Natalicio Lima (Mussapere), Antenor Lima (Herundy)

The 1957 album Popular and Folk Songs of Latin America, covering a variety of traditional pieces from various countries, was recorded in Mexico in 1957 and released in the U.S. on the VOX label. The following year, Sweet and Savage, the first LP with a cover photo of the brothers wearing the Indian outfits, became their full-fledged U.S. debut on RCA Victor and first in "Living Stereo." "Maria Elena," a Mexican standard by that time, had been written in 1932 by Veracruz-born composer Lorenzo Barcelata. The instrumental was featured on the soundtrack of director Archie Mayo's 1935 film Bordertown starring Paul Muni and Bette Davis; a Spanish vocal version was heard in the 1936 Mexican film Maria Elena and its U.S. re-release She-Devil Island. The song, with English lyrics by Bob Russell (credited as S.K. Russell), had been a number one hit in 1941 for The Jimmy Dorsey Orchestra featuring vocalist Bob Eberley. A peaceful, lovely instrumental rendition of the song led off side one of the '58 Los Indios album, but sales were disappointing and there was no single.

Finally, in 1963, the song was given a 45 release and surprisingly reached the top ten, not just in America but in several other countries around the globe. The Maria Elena album (a retitled reissue of Sweet and Savage) was also a top ten seller. In early '64 the brothers had another charting single, "Always in My Heart," a fine remake of a standard by the great Latin composer Ernesto Lecuona. Albums came afterwards at a steady clip; by the end of the decade there were 15 (sometimes with the phrase "Twin Guitars" on covers) including a 1966 stint providing the sonic backing on Don Gibson with Spanish Guitars (which includes Don's vocal version of "Maria Elena").

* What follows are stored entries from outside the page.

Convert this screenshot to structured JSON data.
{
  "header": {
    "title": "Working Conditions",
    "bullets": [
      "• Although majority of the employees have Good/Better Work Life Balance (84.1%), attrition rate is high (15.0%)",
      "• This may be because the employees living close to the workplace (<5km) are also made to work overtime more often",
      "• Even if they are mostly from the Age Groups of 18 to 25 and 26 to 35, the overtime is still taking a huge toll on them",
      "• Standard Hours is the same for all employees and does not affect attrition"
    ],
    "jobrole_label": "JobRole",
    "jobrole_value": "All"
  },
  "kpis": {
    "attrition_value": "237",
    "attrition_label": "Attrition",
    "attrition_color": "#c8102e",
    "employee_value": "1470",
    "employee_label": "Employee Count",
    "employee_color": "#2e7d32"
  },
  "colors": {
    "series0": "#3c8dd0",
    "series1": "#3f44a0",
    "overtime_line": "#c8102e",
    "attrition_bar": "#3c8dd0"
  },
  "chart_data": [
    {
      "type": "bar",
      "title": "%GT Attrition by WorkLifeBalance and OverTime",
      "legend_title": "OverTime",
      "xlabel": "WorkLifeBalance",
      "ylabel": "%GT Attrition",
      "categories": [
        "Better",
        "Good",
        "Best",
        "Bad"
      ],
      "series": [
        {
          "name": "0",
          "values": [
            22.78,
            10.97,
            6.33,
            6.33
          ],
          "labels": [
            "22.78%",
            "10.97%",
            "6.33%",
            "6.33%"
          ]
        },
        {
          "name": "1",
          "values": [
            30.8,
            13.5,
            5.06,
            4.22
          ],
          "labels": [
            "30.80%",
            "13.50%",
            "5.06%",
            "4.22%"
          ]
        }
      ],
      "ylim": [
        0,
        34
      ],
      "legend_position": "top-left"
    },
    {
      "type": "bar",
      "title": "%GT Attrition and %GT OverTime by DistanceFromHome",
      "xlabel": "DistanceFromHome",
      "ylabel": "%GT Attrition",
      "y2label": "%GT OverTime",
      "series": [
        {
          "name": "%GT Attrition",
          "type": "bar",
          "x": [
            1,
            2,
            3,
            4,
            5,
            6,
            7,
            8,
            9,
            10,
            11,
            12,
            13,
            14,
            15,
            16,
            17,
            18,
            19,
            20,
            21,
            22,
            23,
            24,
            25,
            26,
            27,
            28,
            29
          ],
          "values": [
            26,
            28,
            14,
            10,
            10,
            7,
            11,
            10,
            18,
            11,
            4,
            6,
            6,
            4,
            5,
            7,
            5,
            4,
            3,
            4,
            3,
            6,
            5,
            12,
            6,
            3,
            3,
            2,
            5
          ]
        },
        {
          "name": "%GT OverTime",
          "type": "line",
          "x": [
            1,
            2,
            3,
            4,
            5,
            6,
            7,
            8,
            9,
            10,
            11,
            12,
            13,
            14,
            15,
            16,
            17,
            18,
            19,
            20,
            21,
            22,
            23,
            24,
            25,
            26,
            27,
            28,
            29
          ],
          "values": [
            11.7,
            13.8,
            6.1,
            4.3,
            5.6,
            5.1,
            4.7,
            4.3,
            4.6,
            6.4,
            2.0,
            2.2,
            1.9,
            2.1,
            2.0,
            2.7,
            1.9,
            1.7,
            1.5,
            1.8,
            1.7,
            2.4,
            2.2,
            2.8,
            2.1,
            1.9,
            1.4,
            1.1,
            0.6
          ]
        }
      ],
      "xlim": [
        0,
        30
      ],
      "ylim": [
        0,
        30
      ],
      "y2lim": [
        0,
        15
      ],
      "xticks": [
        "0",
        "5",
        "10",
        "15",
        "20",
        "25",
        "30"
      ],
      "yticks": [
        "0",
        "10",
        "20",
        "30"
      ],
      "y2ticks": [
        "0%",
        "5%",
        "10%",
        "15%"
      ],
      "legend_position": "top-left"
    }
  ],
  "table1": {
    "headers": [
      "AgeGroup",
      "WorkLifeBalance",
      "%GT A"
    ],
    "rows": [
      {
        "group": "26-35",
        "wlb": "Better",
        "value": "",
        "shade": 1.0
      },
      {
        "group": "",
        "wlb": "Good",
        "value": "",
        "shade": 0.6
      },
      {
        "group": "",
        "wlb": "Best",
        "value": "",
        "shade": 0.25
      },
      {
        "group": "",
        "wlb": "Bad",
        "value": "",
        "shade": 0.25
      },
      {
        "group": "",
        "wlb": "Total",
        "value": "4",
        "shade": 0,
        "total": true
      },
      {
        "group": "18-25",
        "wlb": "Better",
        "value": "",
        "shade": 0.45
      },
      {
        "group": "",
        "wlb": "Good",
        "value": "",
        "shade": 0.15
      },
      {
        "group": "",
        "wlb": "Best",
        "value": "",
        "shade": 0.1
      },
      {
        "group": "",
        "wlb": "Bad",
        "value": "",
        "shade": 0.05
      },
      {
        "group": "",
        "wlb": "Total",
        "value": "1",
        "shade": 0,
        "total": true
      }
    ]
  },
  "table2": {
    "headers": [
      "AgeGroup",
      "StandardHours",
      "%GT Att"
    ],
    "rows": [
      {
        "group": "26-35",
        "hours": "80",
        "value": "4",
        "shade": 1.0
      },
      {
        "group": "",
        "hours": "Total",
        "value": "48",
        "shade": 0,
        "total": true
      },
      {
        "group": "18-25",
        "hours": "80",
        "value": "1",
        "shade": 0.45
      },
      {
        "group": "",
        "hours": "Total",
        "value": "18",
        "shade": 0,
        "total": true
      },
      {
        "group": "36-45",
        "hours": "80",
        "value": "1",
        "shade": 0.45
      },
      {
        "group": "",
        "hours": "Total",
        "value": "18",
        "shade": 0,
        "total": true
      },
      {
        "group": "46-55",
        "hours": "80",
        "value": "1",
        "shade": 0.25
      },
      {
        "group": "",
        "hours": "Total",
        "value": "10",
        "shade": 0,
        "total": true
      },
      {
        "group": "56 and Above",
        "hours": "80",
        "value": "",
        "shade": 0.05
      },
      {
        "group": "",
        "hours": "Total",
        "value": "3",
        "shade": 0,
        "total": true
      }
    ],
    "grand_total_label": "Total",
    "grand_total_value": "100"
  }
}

Nashville's guitar master Chet Atkins was a big Los Indios fan and the brothers returned the sentiment with a gift: a Del Vecchio Dinâmico resonator guitar from their native country, which Chet played on his 1964 album My Favorite Guitars. Singles by the duo were issued occasionally through 1967, some of them remakes of hits like Anton Karas's "Third Man Theme" and the mid-'40s Les Brown/Doris Day smash "Sentimental Journey," but no further hits emerged. Concert appearances, on the other hand, became a constant routine as they crisscrossed North America performing for S.R.O. crowds. Who cares about a hit single when you're playing to deafening applause at Carnegie Hall?

While touring in Tokyo, Natalicio met Michiko Mikami, who had studied classical piano for several years. She moved from Japan to New York City and they were married in 1971. The brothers had done away with the Indian costumes years before; by 1979, Antenor grew weary of recording and touring and decided to retire. Nato, on the other hand, had no desire to quit. Michiko had never played guitar but offered to take Tenor's place. For well over a year her husband taught her everything he knew while they practiced constantly and insisted on seeing no one. Even Nato's manager had a hard time getting in touch. In 1980, the act resumed, using the original name. An odd couple? - a former Brazilian tribesman and Japanese pianist/wife playing guitars together professionally. No, a happy couple! - they kept it going for two more decades.

The story of Los Indios Tabajaras is quite unlike any other. The Gods Must Be Crazy, a wacky 1980 South African film that starts with a similar premise, seems as if it was inspired by the Lima brothers, though their found item had more inherent value than a mere Coke bottle and an outcome far more spectacular: two youngsters found a guitar in their 1930s forest home and spent most of the remaining century recording, traveling the world and performing for millions.